At short notice they undertook to cover a major state outside broadcast, lost a crucial sporting contract and found their own in- house facilities being undercut by an independent producer prepared to run at a loss because it had just had a major cash injection.

But no one panicked and they might well have been using Monopoly money.

It was all part of a carefully organised 'simulation' designed to 'crash test' the corporation's new producer choice system, which comes into effect next April.

'We didn't actually crash,' Will Wyatt, managing director of network television, said. 'But we skidded and we narrowly missed oncoming traffic.'

A Harry Enfield Christmas Special had to be retitled Easter Special because it was delivered four months late, while a senior executive nearly resigned one year into the game.

At one end of the big room in which the 48-hour simulation took place, senior management 'received' the licence fee, which then 'travelled' through channel controllers and commissioning editors to producers and heads of departments buying the facilities to make the programmes.

While unpredictable variables such as the loss of a sporting contract were fed into the game, producers struck deals with managers representing BBC resources and facilities such as filming, scenery or studios.

If they got a better deal buying in from outside the corporation, then outside they went.

BBC executives like Janet Street-Porter, Head of Youth and Entertainment Features, played the roles of hungry independent producers hustling for BBC business.

'BBC resource managers and producers were as wily and inventive and determined as anyone anywhere else,' Mr Wyatt said.

'The main message we have learned is how to phase cash over the year and to get efficiency without losing quality.'

When the variables were fed in, he said they had quickly to 'look again at strategy and cut programmes'.

The one factor missing in the game was the making of the programmes themselves. 'It was an assumption that the quality was there in the programmes,' a spokesman said.

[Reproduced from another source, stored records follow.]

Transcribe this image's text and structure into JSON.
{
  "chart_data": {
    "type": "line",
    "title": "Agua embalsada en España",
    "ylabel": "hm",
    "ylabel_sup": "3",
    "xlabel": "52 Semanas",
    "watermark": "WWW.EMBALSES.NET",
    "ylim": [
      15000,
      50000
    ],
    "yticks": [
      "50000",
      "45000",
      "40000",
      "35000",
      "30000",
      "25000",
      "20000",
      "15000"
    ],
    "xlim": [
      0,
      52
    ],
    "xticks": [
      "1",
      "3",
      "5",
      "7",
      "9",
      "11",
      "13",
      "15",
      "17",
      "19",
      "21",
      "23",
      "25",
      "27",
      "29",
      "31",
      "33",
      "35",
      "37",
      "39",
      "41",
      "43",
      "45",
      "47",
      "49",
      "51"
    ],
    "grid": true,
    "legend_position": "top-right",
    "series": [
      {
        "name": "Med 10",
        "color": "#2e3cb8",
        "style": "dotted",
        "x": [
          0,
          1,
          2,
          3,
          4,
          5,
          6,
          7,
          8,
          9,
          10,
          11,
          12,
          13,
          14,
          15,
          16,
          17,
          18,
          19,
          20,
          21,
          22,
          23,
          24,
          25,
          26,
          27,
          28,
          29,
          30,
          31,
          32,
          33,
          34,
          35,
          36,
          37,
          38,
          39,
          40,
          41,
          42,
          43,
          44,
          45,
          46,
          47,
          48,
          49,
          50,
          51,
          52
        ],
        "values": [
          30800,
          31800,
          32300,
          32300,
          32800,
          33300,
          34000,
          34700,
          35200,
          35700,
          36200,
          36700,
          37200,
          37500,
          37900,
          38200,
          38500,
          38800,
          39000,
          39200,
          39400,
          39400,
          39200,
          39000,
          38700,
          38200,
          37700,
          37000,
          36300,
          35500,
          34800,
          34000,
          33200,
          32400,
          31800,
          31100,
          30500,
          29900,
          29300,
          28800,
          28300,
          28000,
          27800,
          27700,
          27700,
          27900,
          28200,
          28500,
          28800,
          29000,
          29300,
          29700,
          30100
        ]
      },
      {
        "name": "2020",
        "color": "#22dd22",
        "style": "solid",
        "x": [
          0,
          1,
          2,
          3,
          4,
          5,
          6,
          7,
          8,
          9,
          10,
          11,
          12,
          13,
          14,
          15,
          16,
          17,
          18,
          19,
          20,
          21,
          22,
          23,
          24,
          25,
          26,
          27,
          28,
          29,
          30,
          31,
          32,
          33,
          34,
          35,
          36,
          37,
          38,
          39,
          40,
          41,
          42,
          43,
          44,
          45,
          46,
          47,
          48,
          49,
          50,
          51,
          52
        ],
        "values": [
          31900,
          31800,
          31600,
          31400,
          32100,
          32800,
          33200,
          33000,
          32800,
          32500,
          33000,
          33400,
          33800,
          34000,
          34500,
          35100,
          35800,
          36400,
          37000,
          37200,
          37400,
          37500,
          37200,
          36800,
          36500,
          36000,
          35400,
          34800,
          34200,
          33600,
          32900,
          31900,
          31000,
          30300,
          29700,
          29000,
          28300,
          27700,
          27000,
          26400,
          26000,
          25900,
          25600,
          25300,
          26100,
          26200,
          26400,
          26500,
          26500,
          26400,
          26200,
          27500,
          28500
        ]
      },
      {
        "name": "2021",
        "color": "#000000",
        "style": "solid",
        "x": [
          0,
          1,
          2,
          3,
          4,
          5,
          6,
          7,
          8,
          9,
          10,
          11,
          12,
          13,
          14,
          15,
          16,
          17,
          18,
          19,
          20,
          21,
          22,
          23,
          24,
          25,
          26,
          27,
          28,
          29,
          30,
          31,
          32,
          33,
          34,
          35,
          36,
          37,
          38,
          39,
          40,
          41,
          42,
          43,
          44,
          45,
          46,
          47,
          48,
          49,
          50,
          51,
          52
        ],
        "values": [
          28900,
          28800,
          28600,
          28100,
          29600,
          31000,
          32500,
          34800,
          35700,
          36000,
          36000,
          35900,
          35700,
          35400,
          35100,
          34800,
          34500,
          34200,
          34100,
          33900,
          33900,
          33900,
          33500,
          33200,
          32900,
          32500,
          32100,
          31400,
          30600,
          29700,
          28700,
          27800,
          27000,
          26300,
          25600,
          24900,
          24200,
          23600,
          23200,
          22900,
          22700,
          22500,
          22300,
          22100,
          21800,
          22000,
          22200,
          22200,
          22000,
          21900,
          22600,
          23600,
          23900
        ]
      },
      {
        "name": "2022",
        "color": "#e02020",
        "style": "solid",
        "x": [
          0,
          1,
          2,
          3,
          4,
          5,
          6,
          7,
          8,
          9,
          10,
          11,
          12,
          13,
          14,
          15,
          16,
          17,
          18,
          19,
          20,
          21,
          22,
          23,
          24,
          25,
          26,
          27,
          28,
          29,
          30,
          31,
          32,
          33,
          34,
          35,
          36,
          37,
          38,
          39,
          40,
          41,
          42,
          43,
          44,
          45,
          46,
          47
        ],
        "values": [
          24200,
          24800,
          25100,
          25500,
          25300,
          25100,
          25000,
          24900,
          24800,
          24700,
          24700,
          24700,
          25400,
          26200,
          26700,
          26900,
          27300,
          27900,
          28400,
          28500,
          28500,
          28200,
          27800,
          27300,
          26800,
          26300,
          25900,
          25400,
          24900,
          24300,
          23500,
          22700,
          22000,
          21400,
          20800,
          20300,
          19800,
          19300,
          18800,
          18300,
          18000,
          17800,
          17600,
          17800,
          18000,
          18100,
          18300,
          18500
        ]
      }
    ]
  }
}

At the end of the exercise yesterday, Mr Wyatt reported that the BBC resource units had 'more than broken even', that the corporation had made the programmes it had promised it would and that it had easily achieved its quota of 25 per cent of programme-making coming from outside producers.

Under the new system of producer choice, BBC producers are free to buy any facilities - from design to outside broadcasts - from the BBC or from external sources.

The BBC is introducing the system of competition with outside suppliers in a bid to ensure that a higher proportion of the licence fee is spent on making programmes.